Operation HOPE, Inc
- Formation: May 5, 1992
- Type: Non-profit
- Purpose: Financial literacy
- Headquarters: Atlanta, Georgia
- Region served: United States, South Africa
- Founder,; Chairman,; Chief Executive Officer;: John Hope Bryant
- Website: www.operationhope.org

= Operation HOPE, Inc. =

American personal finance education organization

Operation HOPE, Inc., is an American non-profit organization providing financial literacy empowerment and economic education to youth and adults. The mission of this organization is providing everybody with enterprise work and the programs carried out by Operation HOPE, Inc.
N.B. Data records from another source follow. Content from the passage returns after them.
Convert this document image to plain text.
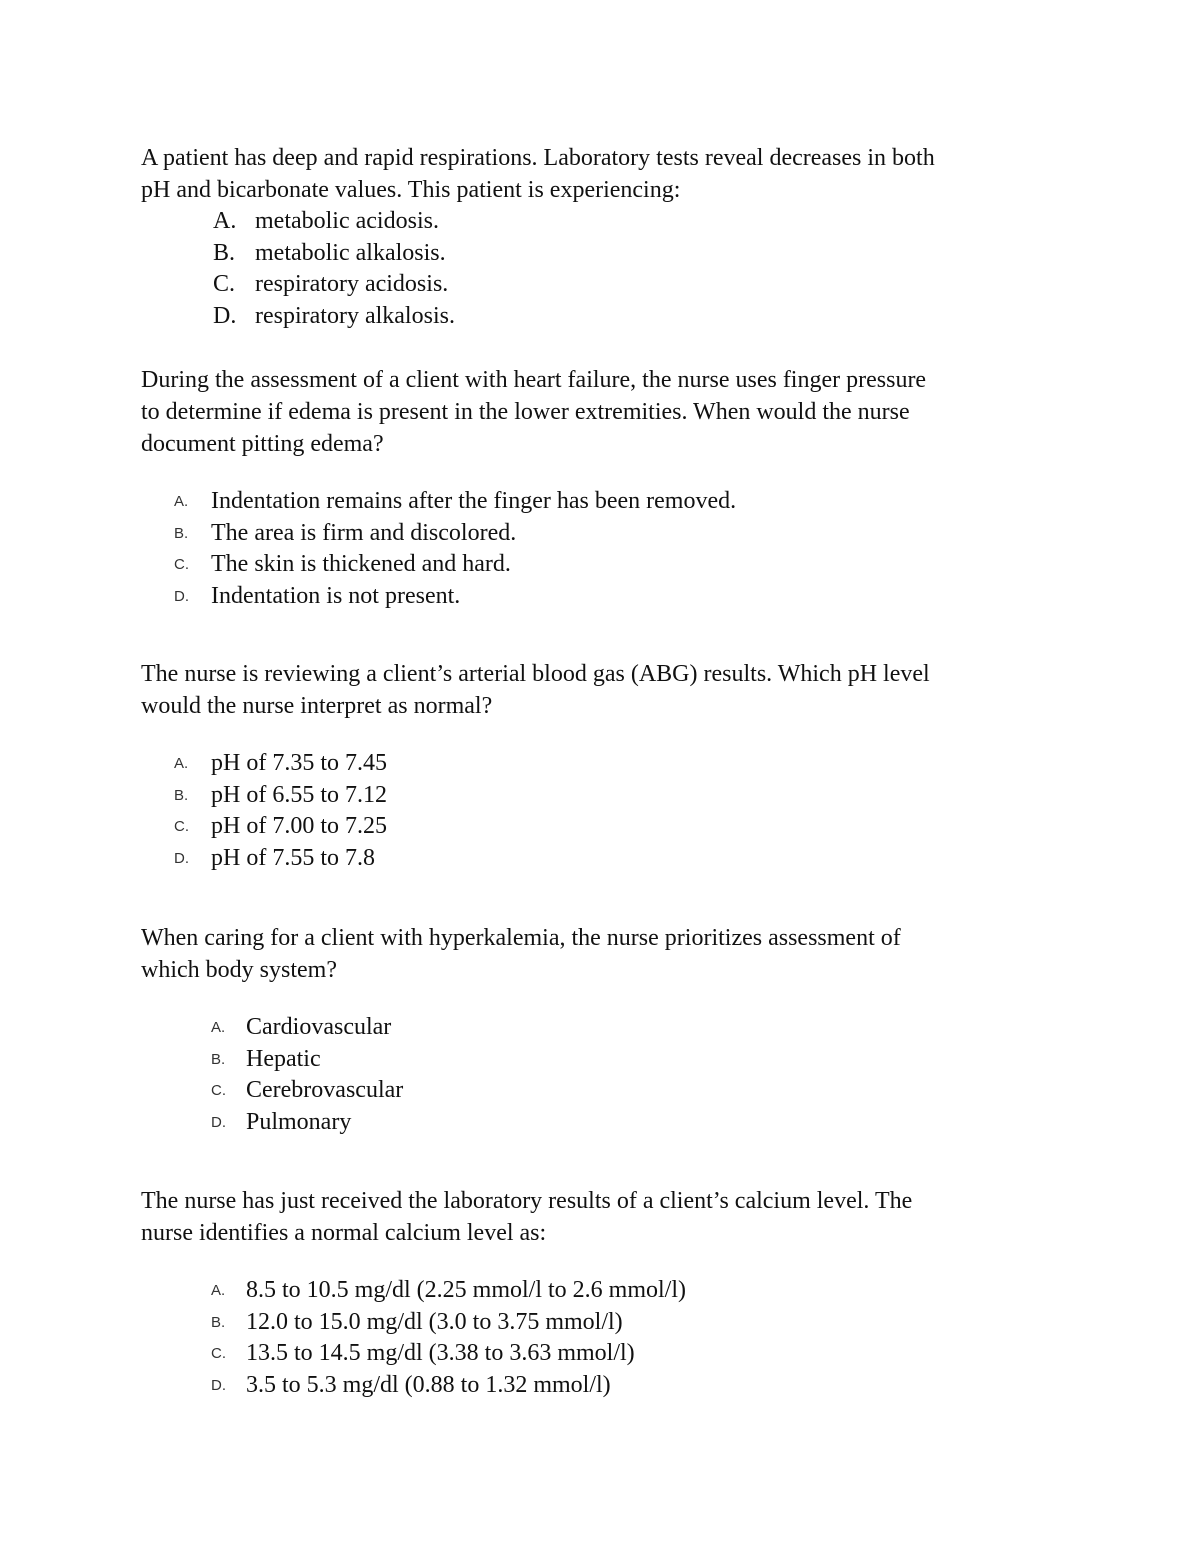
A patient has deep and rapid respirations. Laboratory tests reveal decreases in both
pH and bicarbonate values. This patient is experiencing:
A. metabolic acidosis.
B. metabolic alkalosis.
C. respiratory acidosis.
D. respiratory alkalosis.
During the assessment of a client with heart failure, the nurse uses finger pressure
to determine if edema is present in the lower extremities. When would the nurse
document pitting edema?
A. Indentation remains after the finger has been removed.
B. The area is firm and discolored.
C. The skin is thickened and hard.
D. Indentation is not present.
The nurse is reviewing a client’s arterial blood gas (ABG) results. Which pH level
would the nurse interpret as normal?
A. pH of 7.35 to 7.45
B. pH of 6.55 to 7.12
C. pH of 7.00 to 7.25
D. pH of 7.55 to 7.8
When caring for a client with hyperkalemia, the nurse prioritizes assessment of
which body system?
A. Cardiovascular
B. Hepatic
C. Cerebrovascular
D. Pulmonary
The nurse has just received the laboratory results of a client’s calcium level. The
nurse identifies a normal calcium level as:
A. 8.5 to 10.5 mg/dl (2.25 mmol/l to 2.6 mmol/l)
B. 12.0 to 15.0 mg/dl (3.0 to 3.75 mmol/l)
C. 13.5 to 14.5 mg/dl (3.38 to 3.63 mmol/l)
D. 3.5 to 5.3 mg/dl (0.88 to 1.32 mmol/l)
Andrew Young is the global spokesman of the organization and John Hope Bryant is the chairman.

== History ==
Operation HOPE, Inc., was founded by John Hope Bryant on May 5, 1992, immediately following the 1992 Rodney King riots in Los Angeles, California.

==Programs and services==
===Project 5117===
Project 5117's aim is to help the economically weaker section of the society. Project 5117 has an alliance with the U.S. Consumer Financial Protection Bureau (CFPB). Project 5117 stands for 5 million youth empowered, out of them turning 1 million into future entrepreneurs, opening 1,000 empowerment centers and attaining 700 credit score communities.

===HOPE Corps===
HOPE Corps comprises Operation HOPE's network of volunteers. The volunteers promote financial self-sufficiency and empowerment in the areas where this kind of knowledge is most helpful.

===Office of Small Business & Entrepreneurship===
This wing of Operation HOPE promotes youth entrepreneurship by creating communities of economic opportunities. The program aims to increasing the number of young Americans involved in small business and entrepreneurship.